I also heard personal stories that hid in the dark and aren’t communicate oftentimes . My best friend, a girl with curly hair from the UAE, opened up about seeing her own father write frivolous bravo comments about honor killing reports on Facebook and never daring to look him in the eye because the gazes down his bushy eyebrows would keep her unable to sleep all night. I met her father before, and I squirmed uncomfortably as I realized that he would’ve killed me if I was his daughter. (I am bisexual, and this is considered a breach of family values and customs.) Another friend showed me the bruise on her legs. She was hit by a man at a McDonald, while she was chilling and wearing an oversized hoodie. After she sought help from the police, she was told that it was a private issue. The policeman stood outside the glass window the whole time while the boy did not stop. She didn’t dare to scream or publicly accuse him. That would be crossing the line, so she went home limping. It became these girls’ responsibility to protect themselves from random strangers and family members.
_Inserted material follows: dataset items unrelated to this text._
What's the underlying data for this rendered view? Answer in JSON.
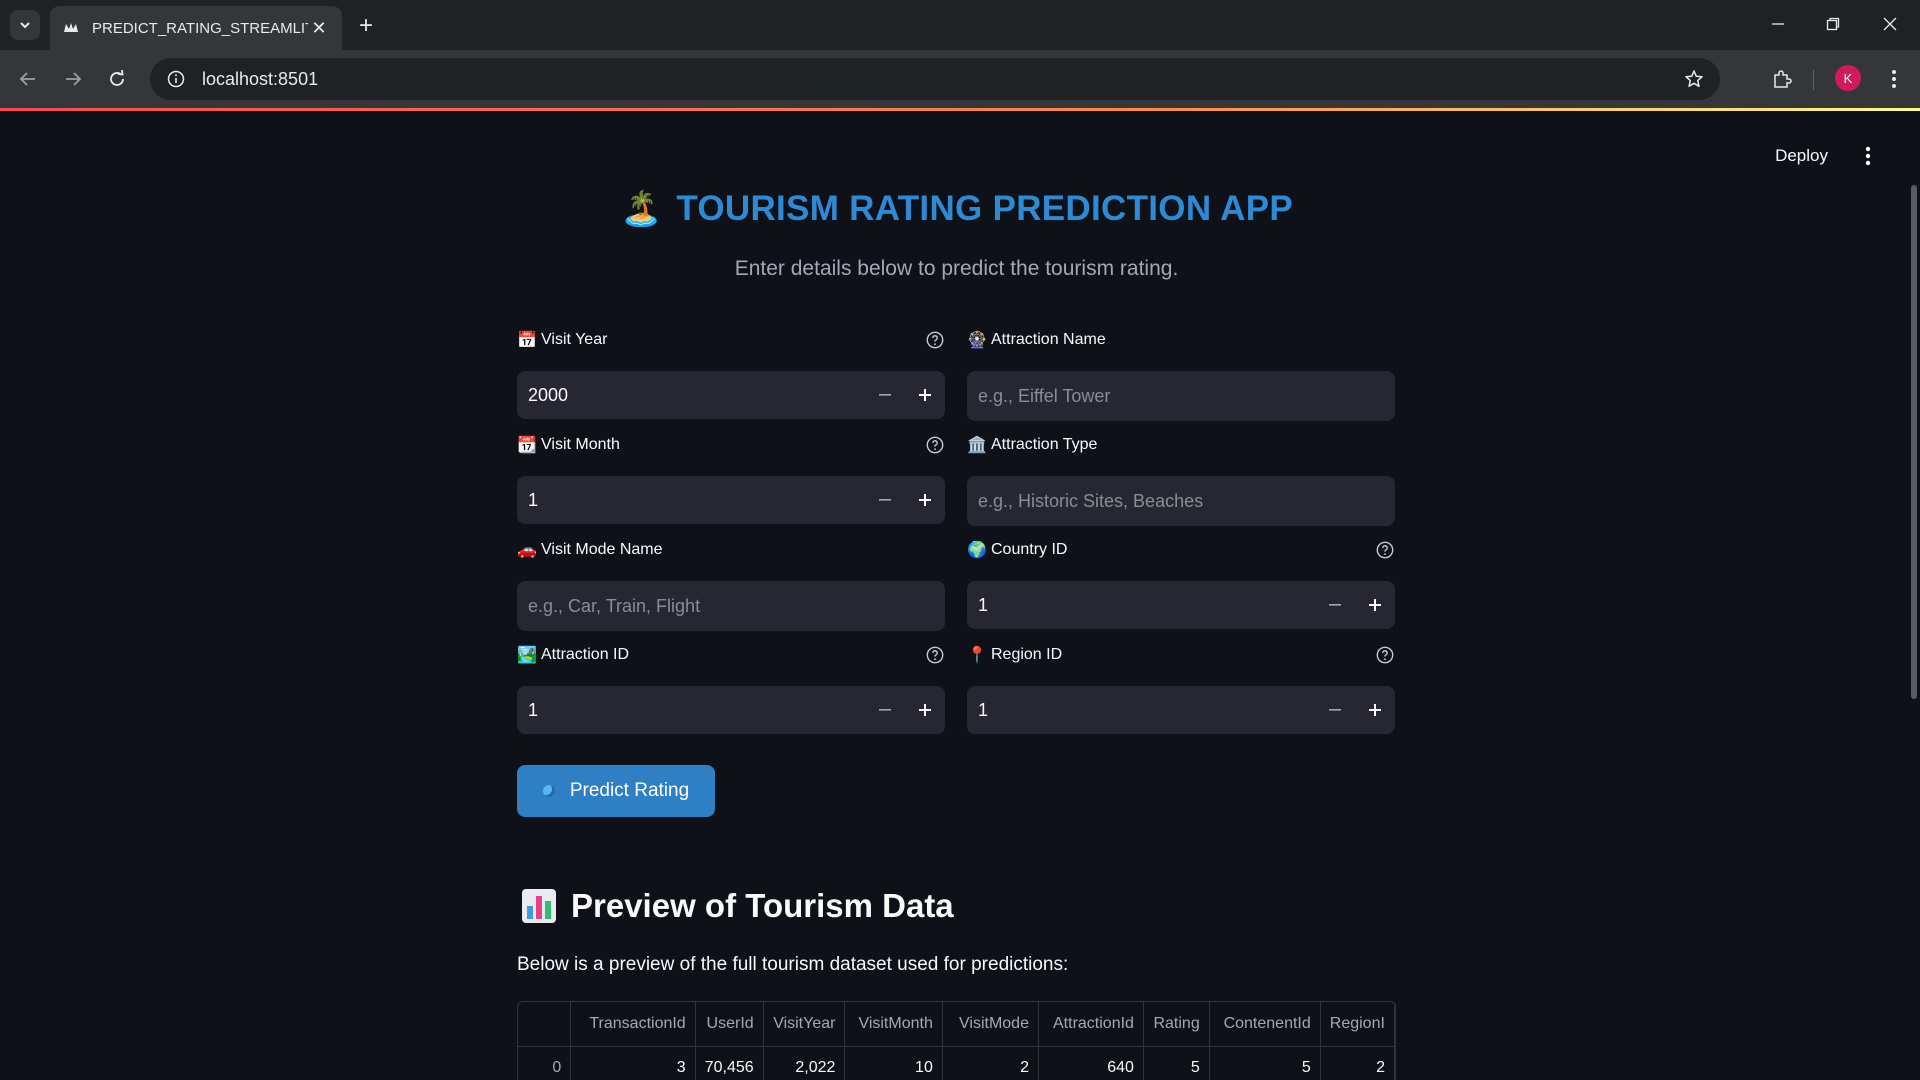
{
  "browser": {
    "tab_title": "PREDICT_RATING_STREAMLIT",
    "url": "localhost:8501",
    "profile_initial": "K"
  },
  "app": {
    "deploy_label": "Deploy",
    "title_emoji": "🏝️",
    "title": "TOURISM RATING PREDICTION APP",
    "subtitle": "Enter details below to predict the tourism rating.",
    "fields": {
      "visit_year": {
        "emoji": "📅",
        "label": "Visit Year",
        "value": "2000"
      },
      "attraction_name": {
        "emoji": "🎡",
        "label": "Attraction Name",
        "placeholder": "e.g., Eiffel Tower"
      },
      "visit_month": {
        "emoji": "📆",
        "label": "Visit Month",
        "value": "1"
      },
      "attraction_type": {
        "emoji": "🏛️",
        "label": "Attraction Type",
        "placeholder": "e.g., Historic Sites, Beaches"
      },
      "visit_mode_name": {
        "emoji": "🚗",
        "label": "Visit Mode Name",
        "placeholder": "e.g., Car, Train, Flight"
      },
      "country_id": {
        "emoji": "🌍",
        "label": "Country ID",
        "value": "1"
      },
      "attraction_id": {
        "emoji": "🏞️",
        "label": "Attraction ID",
        "value": "1"
      },
      "region_id": {
        "emoji": "📍",
        "label": "Region ID",
        "value": "1"
      }
    },
    "predict_label": "Predict Rating",
    "preview_title": "Preview of Tourism Data",
    "preview_desc": "Below is a preview of the full tourism dataset used for predictions:",
    "table": {
      "columns": [
        "",
        "TransactionId",
        "UserId",
        "VisitYear",
        "VisitMonth",
        "VisitMode",
        "AttractionId",
        "Rating",
        "ContenentId",
        "RegionI"
      ],
      "rows": [
        [
          "0",
          "3",
          "70,456",
          "2,022",
          "10",
          "2",
          "640",
          "5",
          "5",
          "2"
        ]
      ]
    }
  }
}
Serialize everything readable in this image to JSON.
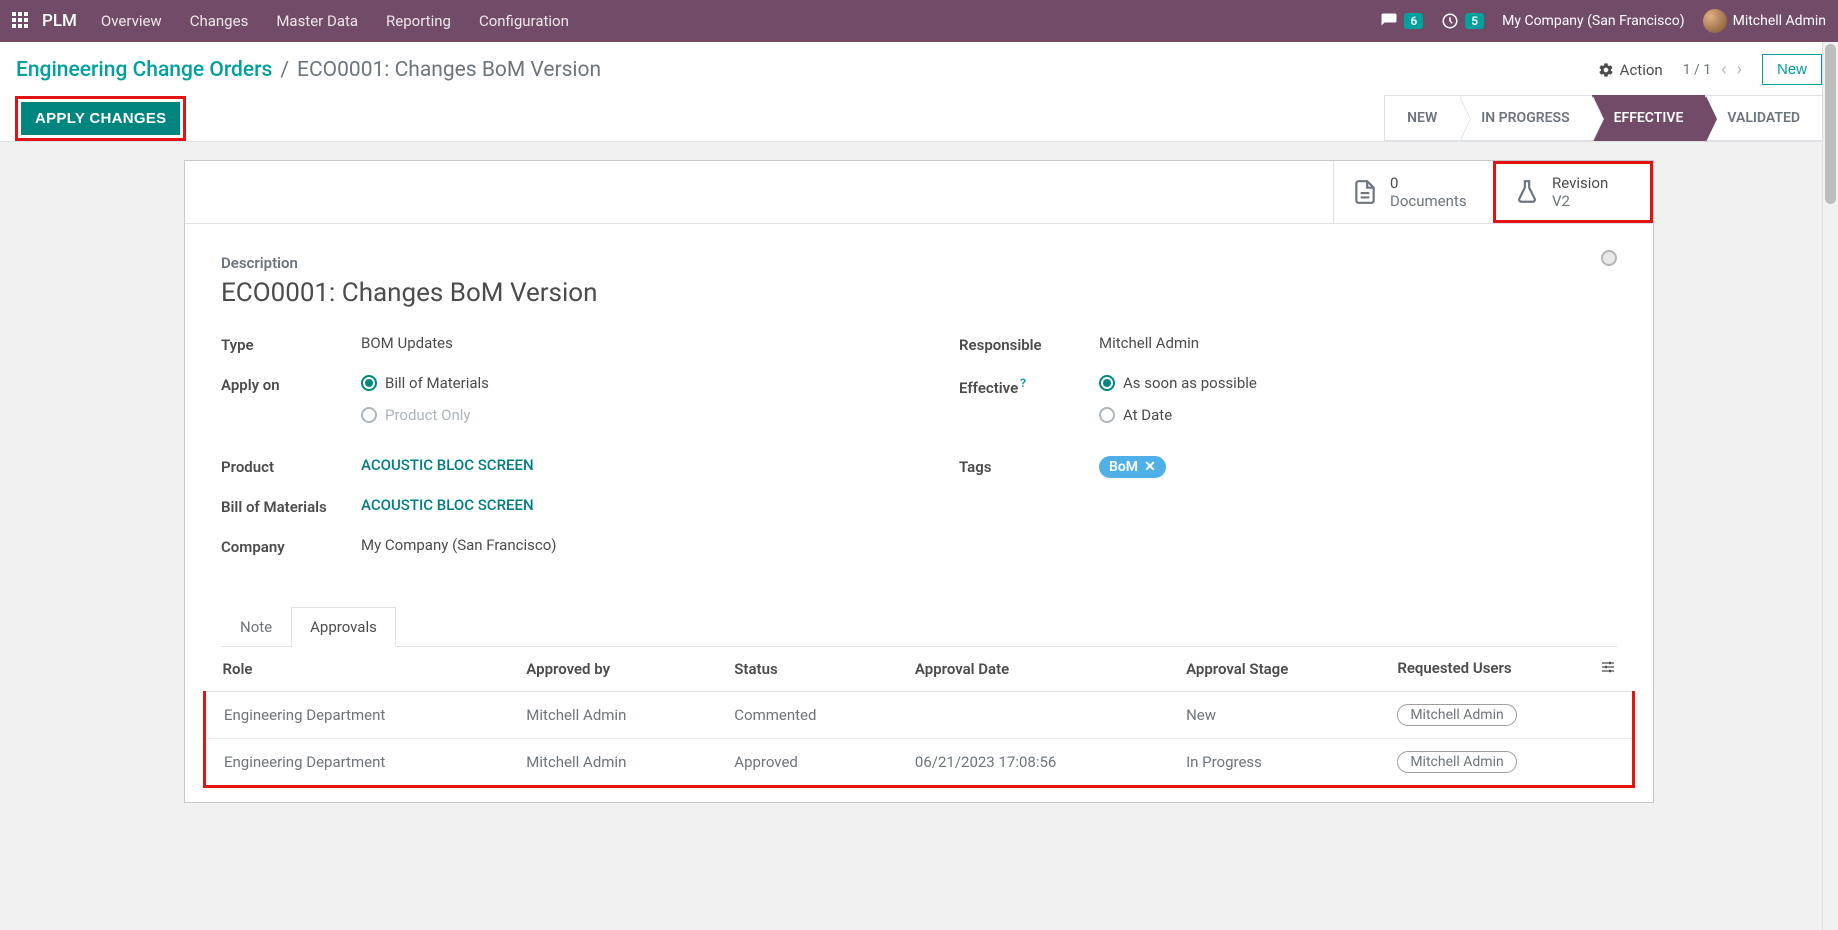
{
  "nav": {
    "app": "PLM",
    "links": [
      "Overview",
      "Changes",
      "Master Data",
      "Reporting",
      "Configuration"
    ],
    "msg_count": "6",
    "activity_count": "5",
    "company": "My Company (San Francisco)",
    "user": "Mitchell Admin"
  },
  "breadcrumb": {
    "root": "Engineering Change Orders",
    "sep": "/",
    "current": "ECO0001: Changes BoM Version"
  },
  "titlebar": {
    "action": "Action",
    "pager": "1 / 1",
    "new": "New"
  },
  "toolbar": {
    "apply": "APPLY CHANGES"
  },
  "stages": {
    "new": "NEW",
    "in_progress": "IN PROGRESS",
    "effective": "EFFECTIVE",
    "validated": "VALIDATED"
  },
  "smart": {
    "documents_count": "0",
    "documents_label": "Documents",
    "revision_label": "Revision",
    "revision_value": "V2"
  },
  "desc": {
    "label": "Description",
    "value": "ECO0001: Changes  BoM Version"
  },
  "fields": {
    "type_label": "Type",
    "type_value": "BOM Updates",
    "apply_on_label": "Apply on",
    "apply_on_bom": "Bill of Materials",
    "apply_on_product": "Product Only",
    "product_label": "Product",
    "product_value": "ACOUSTIC BLOC SCREEN",
    "bom_label": "Bill of Materials",
    "bom_value": "ACOUSTIC BLOC SCREEN",
    "company_label": "Company",
    "company_value": "My Company (San Francisco)",
    "responsible_label": "Responsible",
    "responsible_value": "Mitchell Admin",
    "effective_label": "Effective",
    "effective_help": "?",
    "effective_asap": "As soon as possible",
    "effective_atdate": "At Date",
    "tags_label": "Tags",
    "tag_bom": "BoM"
  },
  "tabs": {
    "note": "Note",
    "approvals": "Approvals"
  },
  "table": {
    "headers": {
      "role": "Role",
      "approved_by": "Approved by",
      "status": "Status",
      "approval_date": "Approval Date",
      "approval_stage": "Approval Stage",
      "requested_users": "Requested Users"
    },
    "rows": [
      {
        "role": "Engineering Department",
        "approved_by": "Mitchell Admin",
        "status": "Commented",
        "date": "",
        "stage": "New",
        "requested": "Mitchell Admin"
      },
      {
        "role": "Engineering Department",
        "approved_by": "Mitchell Admin",
        "status": "Approved",
        "date": "06/21/2023 17:08:56",
        "stage": "In Progress",
        "requested": "Mitchell Admin"
      }
    ]
  }
}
As though it was their fault that those people physically and mentally abused, attacked, and threatened them. In Middle Eastern culture, their negative experiences weren’t even granted a name– most concepts related to women striving for equality are considered taboo. Before they talked to me and conversed with each other, they were out of words to articulate what happened. This broke my heart.
Being deprived of the right to express oneself through fashion is depleting one’s identity, but being killed because of “honor” eradicates one’s identity. Women’s names are left empty on graves, girls who are physically attacked do not dare to speak a word, and daughters come back home silent; it’s a form of slow violence that creeps through the society. The more I heard, the more powerless and hopeless the conversation became. One of the girls left me a message several days later, secretly telling me that she felt safer in the space that was created in the conversation. It became my motivation that pumped my research on this topic.
The journey has just begun– I hope that one day, women are allowed, enabled, and encouraged to speak their names and exert their power. And this starts from not shying away from the name of honor killing, because there is no honor in killing.